Member of the Assembly of the Republic
- In office 1995–1999
- Constituency: Setúbal

Lisbon City Council member
- In office 2005–2013

Portuguese Communist Party Central Committee member
- In office 1997–2019

Personal details
- Born: Ruben Luís Tristão de Carvalho e Silva 21 July 1944 Lisbon, Portugal
- Died: 11 June 2019 (aged 74) Lisbon, Portugal
- Political party: Portuguese Communist Party

= Ruben de Carvalho =

Portuguese politician, journalist and author

Ruben Luís Tristão de Carvalho e Silva (Lisbon, 21 July 1944 – Lisbon, 11 June 2019) was a Portuguese politician, cultural organizer, historian, and journalist. He was a dissident during the Estado Novo dictatorship, a leader of the Portuguese Communist Party, a member of the Assembly of the Republic, a Lisbon municipal councillor and the creator of the largest political party event in Portugal, the Avante! Festival.
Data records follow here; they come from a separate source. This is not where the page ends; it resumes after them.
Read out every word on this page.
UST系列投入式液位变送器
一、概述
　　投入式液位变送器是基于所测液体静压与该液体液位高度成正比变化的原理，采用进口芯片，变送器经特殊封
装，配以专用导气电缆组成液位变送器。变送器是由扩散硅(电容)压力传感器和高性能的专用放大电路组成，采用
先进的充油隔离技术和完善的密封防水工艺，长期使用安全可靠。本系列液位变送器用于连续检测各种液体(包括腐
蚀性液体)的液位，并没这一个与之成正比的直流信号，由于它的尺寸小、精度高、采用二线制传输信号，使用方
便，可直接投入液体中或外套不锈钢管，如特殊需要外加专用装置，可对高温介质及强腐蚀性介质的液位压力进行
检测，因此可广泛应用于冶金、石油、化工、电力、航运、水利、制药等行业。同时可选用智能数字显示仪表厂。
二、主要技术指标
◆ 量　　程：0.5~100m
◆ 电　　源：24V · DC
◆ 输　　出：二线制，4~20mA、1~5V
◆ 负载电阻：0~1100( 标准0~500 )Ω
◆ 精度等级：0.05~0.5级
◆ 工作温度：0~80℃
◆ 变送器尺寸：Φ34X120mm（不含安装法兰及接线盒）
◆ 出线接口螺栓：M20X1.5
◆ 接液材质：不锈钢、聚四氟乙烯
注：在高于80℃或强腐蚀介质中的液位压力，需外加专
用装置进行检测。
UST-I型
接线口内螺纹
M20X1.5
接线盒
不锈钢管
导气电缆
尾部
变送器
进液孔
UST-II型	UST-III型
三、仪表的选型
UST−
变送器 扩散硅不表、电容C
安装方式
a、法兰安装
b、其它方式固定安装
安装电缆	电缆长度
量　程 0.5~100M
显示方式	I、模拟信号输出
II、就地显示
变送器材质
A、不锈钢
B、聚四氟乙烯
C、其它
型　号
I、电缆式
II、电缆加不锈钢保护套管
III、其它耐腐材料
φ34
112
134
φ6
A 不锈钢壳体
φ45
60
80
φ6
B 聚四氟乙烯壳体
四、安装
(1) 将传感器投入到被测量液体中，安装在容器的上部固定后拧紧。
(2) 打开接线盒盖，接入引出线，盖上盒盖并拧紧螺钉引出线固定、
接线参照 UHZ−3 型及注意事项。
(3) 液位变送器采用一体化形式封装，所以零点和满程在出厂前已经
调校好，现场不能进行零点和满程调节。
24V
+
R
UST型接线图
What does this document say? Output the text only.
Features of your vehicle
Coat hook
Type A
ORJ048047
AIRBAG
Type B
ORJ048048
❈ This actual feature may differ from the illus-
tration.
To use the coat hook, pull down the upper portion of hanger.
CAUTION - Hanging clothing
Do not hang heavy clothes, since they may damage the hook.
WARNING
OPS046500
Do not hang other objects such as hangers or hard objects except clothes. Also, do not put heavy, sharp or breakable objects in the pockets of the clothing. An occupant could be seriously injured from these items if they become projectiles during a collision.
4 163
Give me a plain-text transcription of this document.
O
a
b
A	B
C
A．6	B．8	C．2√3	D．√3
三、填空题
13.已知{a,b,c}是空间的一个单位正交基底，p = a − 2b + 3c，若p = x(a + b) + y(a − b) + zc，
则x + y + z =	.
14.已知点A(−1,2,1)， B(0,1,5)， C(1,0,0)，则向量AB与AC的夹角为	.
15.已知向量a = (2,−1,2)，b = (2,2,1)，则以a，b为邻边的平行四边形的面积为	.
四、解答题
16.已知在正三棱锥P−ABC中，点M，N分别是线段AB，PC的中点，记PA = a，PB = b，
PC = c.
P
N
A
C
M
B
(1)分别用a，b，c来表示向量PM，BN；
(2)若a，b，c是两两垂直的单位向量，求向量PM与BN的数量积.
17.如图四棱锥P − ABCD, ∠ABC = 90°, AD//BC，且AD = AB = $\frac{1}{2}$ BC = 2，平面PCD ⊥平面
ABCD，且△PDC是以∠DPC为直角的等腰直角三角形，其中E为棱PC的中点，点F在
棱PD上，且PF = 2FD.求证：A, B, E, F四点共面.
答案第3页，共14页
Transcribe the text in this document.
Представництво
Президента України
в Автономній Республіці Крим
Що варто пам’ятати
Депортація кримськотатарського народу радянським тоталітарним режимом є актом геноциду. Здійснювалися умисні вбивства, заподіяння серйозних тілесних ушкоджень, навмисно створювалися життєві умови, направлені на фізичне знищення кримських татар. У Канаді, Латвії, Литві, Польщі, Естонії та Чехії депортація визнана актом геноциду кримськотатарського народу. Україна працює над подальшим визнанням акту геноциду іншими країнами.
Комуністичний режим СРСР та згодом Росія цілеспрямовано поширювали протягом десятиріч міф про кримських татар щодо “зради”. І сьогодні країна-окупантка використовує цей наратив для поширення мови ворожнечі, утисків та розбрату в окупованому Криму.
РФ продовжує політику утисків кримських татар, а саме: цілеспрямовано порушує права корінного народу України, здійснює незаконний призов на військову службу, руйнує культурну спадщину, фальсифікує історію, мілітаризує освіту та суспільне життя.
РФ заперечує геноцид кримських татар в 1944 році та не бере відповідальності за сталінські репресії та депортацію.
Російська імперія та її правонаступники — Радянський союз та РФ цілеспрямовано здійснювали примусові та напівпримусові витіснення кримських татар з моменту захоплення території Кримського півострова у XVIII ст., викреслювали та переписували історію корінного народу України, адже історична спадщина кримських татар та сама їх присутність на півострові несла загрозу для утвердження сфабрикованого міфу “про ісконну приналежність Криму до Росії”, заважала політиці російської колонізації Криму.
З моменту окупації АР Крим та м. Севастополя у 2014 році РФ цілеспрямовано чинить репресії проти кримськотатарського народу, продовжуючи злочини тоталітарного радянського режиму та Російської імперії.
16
As a journalist, Ruben de Carvalho was editor-in-chief of Vida mundial magazine during the 1960s and the weekly Avante! newspaper between April 1974 and 1995, and was an opinion writer for several newspapers, including Diário de Notícias.

In addition to his journalistic career and political activities, he was well-known as a music-lover, in particular of the Jazz, Blues — of which he was considered an expert — and Fado genres, having written several books about the latter genre. His books on Fado had an outsized importance for the understanding of this musical genre.